The interesting effects are subtle, and it’s easy to fool oneself in the data analysis. How can we be sure we’re doing things right? One popular method is to fake ourselves out. A group gets together and creates a fake data set (keeping the underlying parameters secret), and then independent groups can analyze the data to their heart’s content. Once the analysis groups publicly announce their results, the “true” parameters underlying the data can be revealed, and the analysis techniques can be directly evaluated. There is a correct result. You either get it or you don’t. You’re either right or wrong.
This approach has been developed for particle physics and gravitational waves and all sorts of other data sets. The latest version of this is the GREAT10 data challenge, for weak gravitational lensing data analysis. As we’ve discussed before (here, here, here), gravitational lensing is one of the most powerful tools in cosmology (Joanne Cohn has a brief introduction, with lots of links). In short: the gravity from intervening matter bends the light coming from distant objects. This causes the images of distant objects to change in brightness, and to be bent (“shear” is the preferred term of art). By looking at the correlated effects on (literally) millions of distant galaxies, it is possible to infer the intervening matter distribution. What is particularly powerful about gravitational lensing is that it is sensitive to everything in the Universe. There are no prejudices: the lensing object can be dark or luminous, it can be a black hole or a cluster of galaxies or something we haven’t even thought of yet. As long as the object in question interacts via gravity, it will leave an imprint on images of distant sources of light.

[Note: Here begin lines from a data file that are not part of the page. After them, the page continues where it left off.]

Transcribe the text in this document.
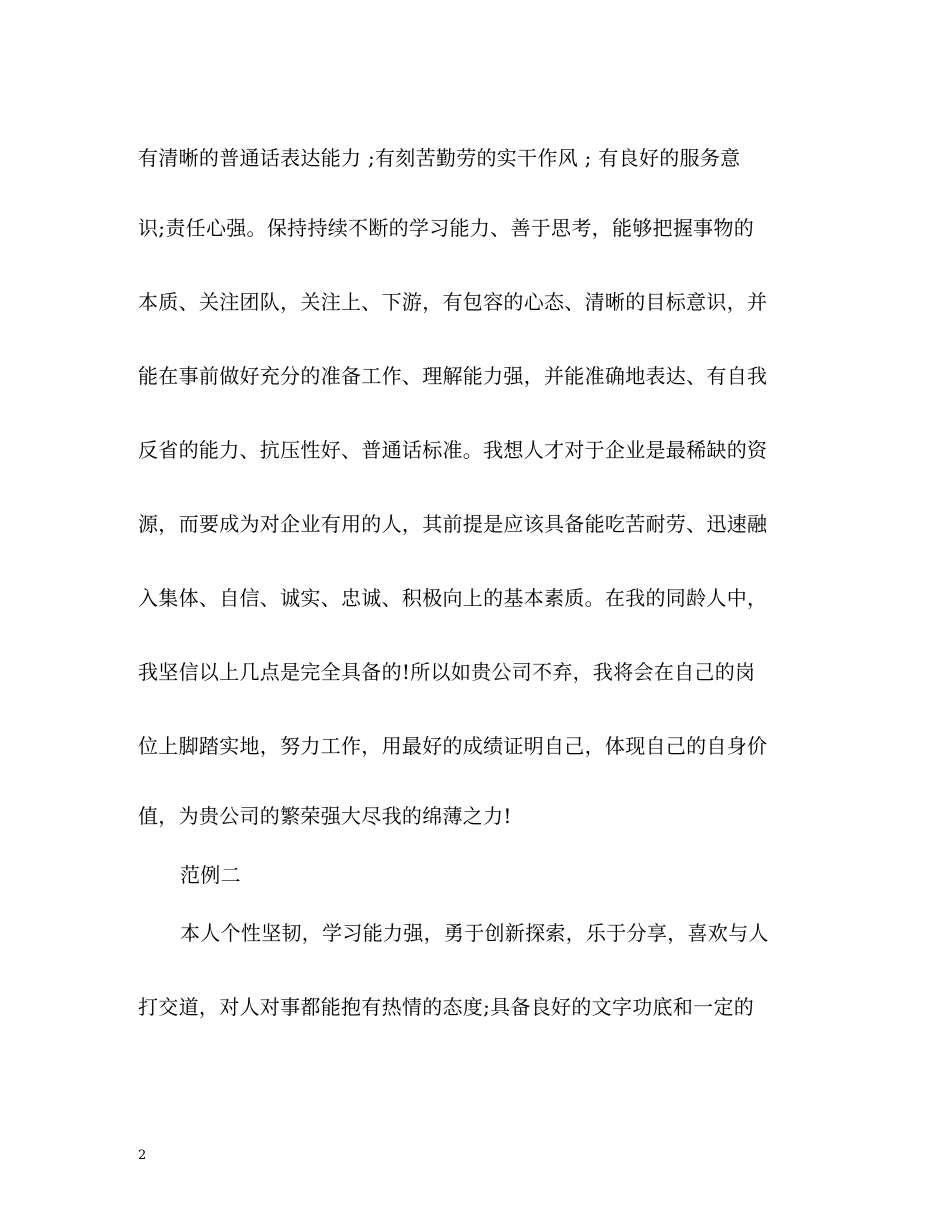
有清晰的普通话表达能力 ;有刻苦勤劳的实干作风 ; 有良好的服务意
识;责任心强。保持持续不断的学习能力、善于思考，能够把握事物的
本质、关注团队，关注上、下游，有包容的心态、清晰的目标意识，并
能在事前做好充分的准备工作、理解能力强，并能准确地表达、有自我
反省的能力、抗压性好、普通话标准。我想人才对于企业是最稀缺的资
源，而要成为对企业有用的人，其前提是应该具备能吃苦耐劳、迅速融
入集体、自信、诚实、忠诚、积极向上的基本素质。在我的同龄人中，
我坚信以上几点是完全具备的!所以如贵公司不弃，我将会在自己的岗
位上脚踏实地，努力工作，用最好的成绩证明自己，体现自己的自身价
值，为贵公司的繁荣强大尽我的绵薄之力!
范例二
本人个性坚韧，学习能力强，勇于创新探索，乐于分享，喜欢与人
打交道，对人对事都能抱有热情的态度;具备良好的文字功底和一定的
2
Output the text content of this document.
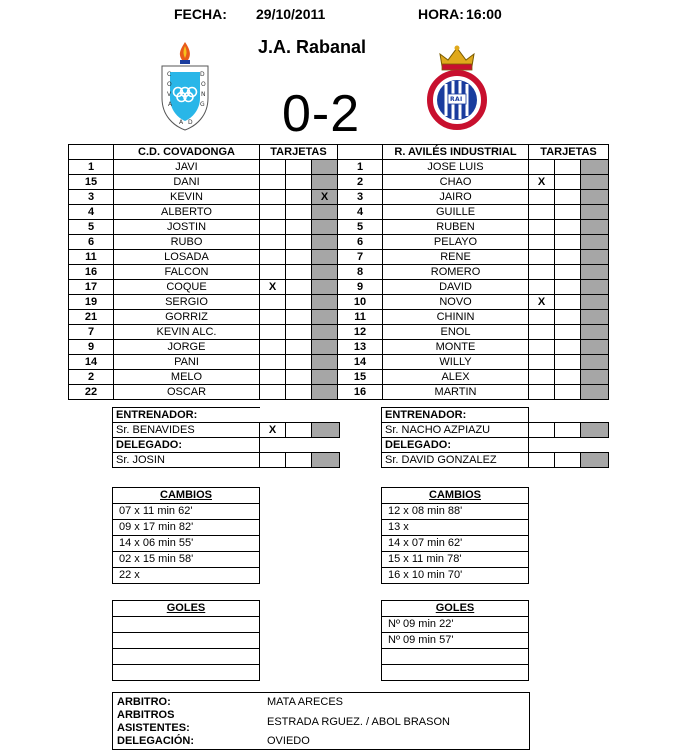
FECHA: 29/10/2011	HORA: 16:00
J.A. Rabanal
0-2
C
O
V
A
D
O
N
G
A D
R A I
	C.D. COVADONGA	TARJETAS				R. AVILÉS INDUSTRIAL	TARJETAS		
1	JAVI				1	JOSE LUIS			
15	DANI				2	CHAO	X		
3	KEVIN			X	3	JAIRO			
4	ALBERTO				4	GUILLE			
5	JOSTIN				5	RUBEN			
6	RUBO				6	PELAYO			
11	LOSADA				7	RENE			
16	FALCON				8	ROMERO			
17	COQUE	X			9	DAVID			
19	SERGIO				10	NOVO	X		
21	GORRIZ				11	CHININ			
7	KEVIN ALC.				12	ENOL			
9	JORGE				13	MONTE			
14	PANI				14	WILLY			
2	MELO				15	ALEX			
22	OSCAR				16	MARTIN			
ENTRENADOR:			
Sr. BENAVIDES	X		
DELEGADO:			
Sr. JOSIN			
ENTRENADOR:			
Sr. NACHO AZPIAZU			
DELEGADO:			
Sr. DAVID GONZALEZ			
CAMBIOS
07 x 11 min 62'
09 x 17 min 82'
14 x 06 min 55'
02 x 15 min 58'
22 x
CAMBIOS
12 x 08 min 88'
13 x
14 x 07 min 62'
15 x 11 min 78'
16 x 10 min 70'
GOLES	GOLES
Nº 09 min 22'
Nº 09 min 57'

ARBITRO:	MATA ARECES
ARBITROS
ASISTENTES:	ESTRADA RGUEZ. / ABOL BRASON
DELEGACIÓN:	OVIEDO
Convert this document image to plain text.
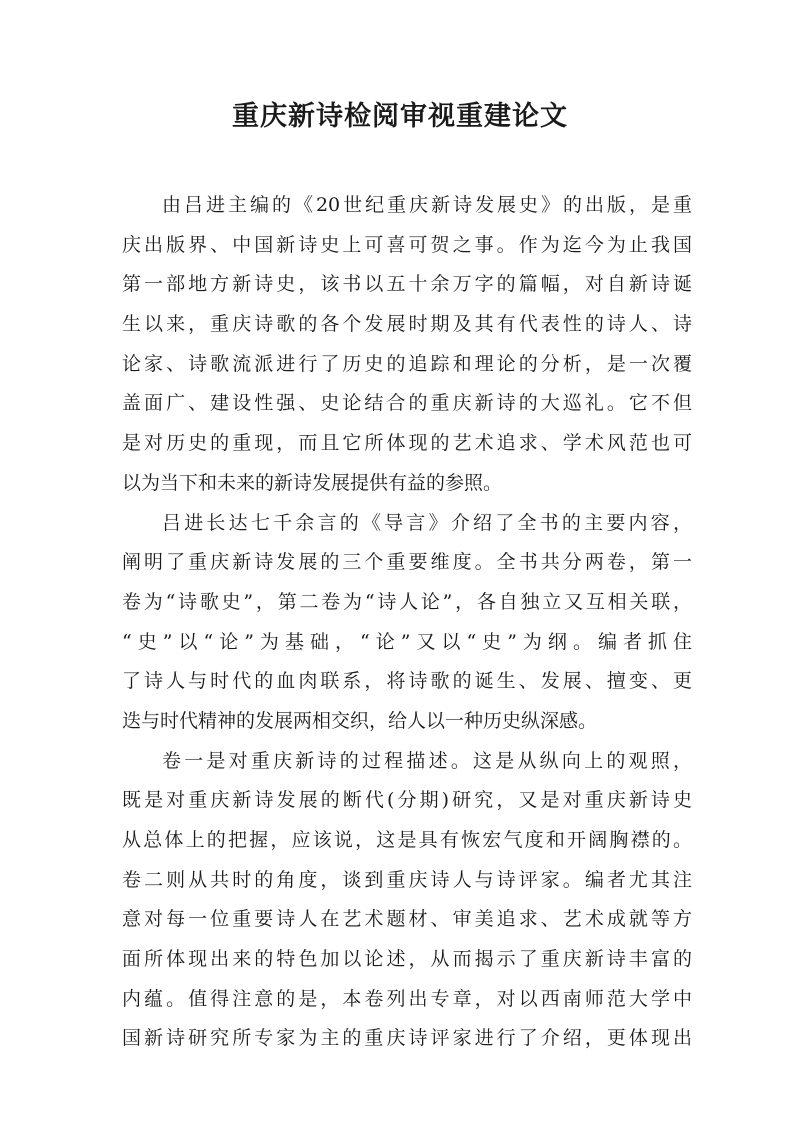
重庆新诗检阅审视重建论文
由吕进主编的《20世纪重庆新诗发展史》的出版，是重
庆出版界、中国新诗史上可喜可贺之事。作为迄今为止我国
第一部地方新诗史，该书以五十余万字的篇幅，对自新诗诞
生以来，重庆诗歌的各个发展时期及其有代表性的诗人、诗
论家、诗歌流派进行了历史的追踪和理论的分析，是一次覆
盖面广、建设性强、史论结合的重庆新诗的大巡礼。它不但
是对历史的重现，而且它所体现的艺术追求、学术风范也可
以为当下和未来的新诗发展提供有益的参照。
吕进长达七千余言的《导言》介绍了全书的主要内容，
阐明了重庆新诗发展的三个重要维度。全书共分两卷，第一
卷为“诗歌史”，第二卷为“诗人论”，各自独立又互相关联，
“史”以“论”为基础，“论”又以“史”为纲。编者抓住
了诗人与时代的血肉联系，将诗歌的诞生、发展、擅变、更
迭与时代精神的发展两相交织，给人以一种历史纵深感。
卷一是对重庆新诗的过程描述。这是从纵向上的观照，
既是对重庆新诗发展的断代(分期)研究，又是对重庆新诗史
从总体上的把握，应该说，这是具有恢宏气度和开阔胸襟的。
卷二则从共时的角度，谈到重庆诗人与诗评家。编者尤其注
意对每一位重要诗人在艺术题材、审美追求、艺术成就等方
面所体现出来的特色加以论述，从而揭示了重庆新诗丰富的
内蕴。值得注意的是，本卷列出专章，对以西南师范大学中
国新诗研究所专家为主的重庆诗评家进行了介绍，更体现出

Measuring the Universe with gravitational lensing would be simple if only all galaxies were perfectly round, and the atmosphere wasn’t there, and telescopes were perfect. Sadly, that’s not the situation we’re in. We’re looking for an additional percent-level squashing of a galaxy that is already intrinsically squashed at the 30% level. The only way to see this is to notice correlations among many, many galaxies, so you can average away the intrinsic effects. (And there might be intrinsic correlations in the shapes of adjacent galaxies, which is a pernicious source of systematic noise.) And if some combination of the telescope and the atmosphere produces a blurring (so that stars, for example, don’t appear perfectly spherical), this could easily make you think you have tons of dark matter where there isn’t any. How do you know you’re doing it right? You produce a fake sky, with as many of the complications of the real sky as possible. Then you ask other people to separate out the effects of the atmosphere and the telescope (encapsulated in the point spread function) and the effects of dark matter (via gravitational lensing). The GREAT10 team has done exactly this (see discussions here, here, here). They have released a bunch of images to the public. They know exactly what has gone into making the images. Your task is to figure out the PSF and the gravitational lensing in the image. Everyone is welcome to give it a shot! The images, and lots of explanatory documentation, are available here. The group that does the best job of finding the dark matter gets a free trip to the Jet Propulsion Laboratory. And, most importantly, an iPad. What more incentive could you want? Start working on your gravitational-lensing algorithms!
This is truly science by the masses, for the masses.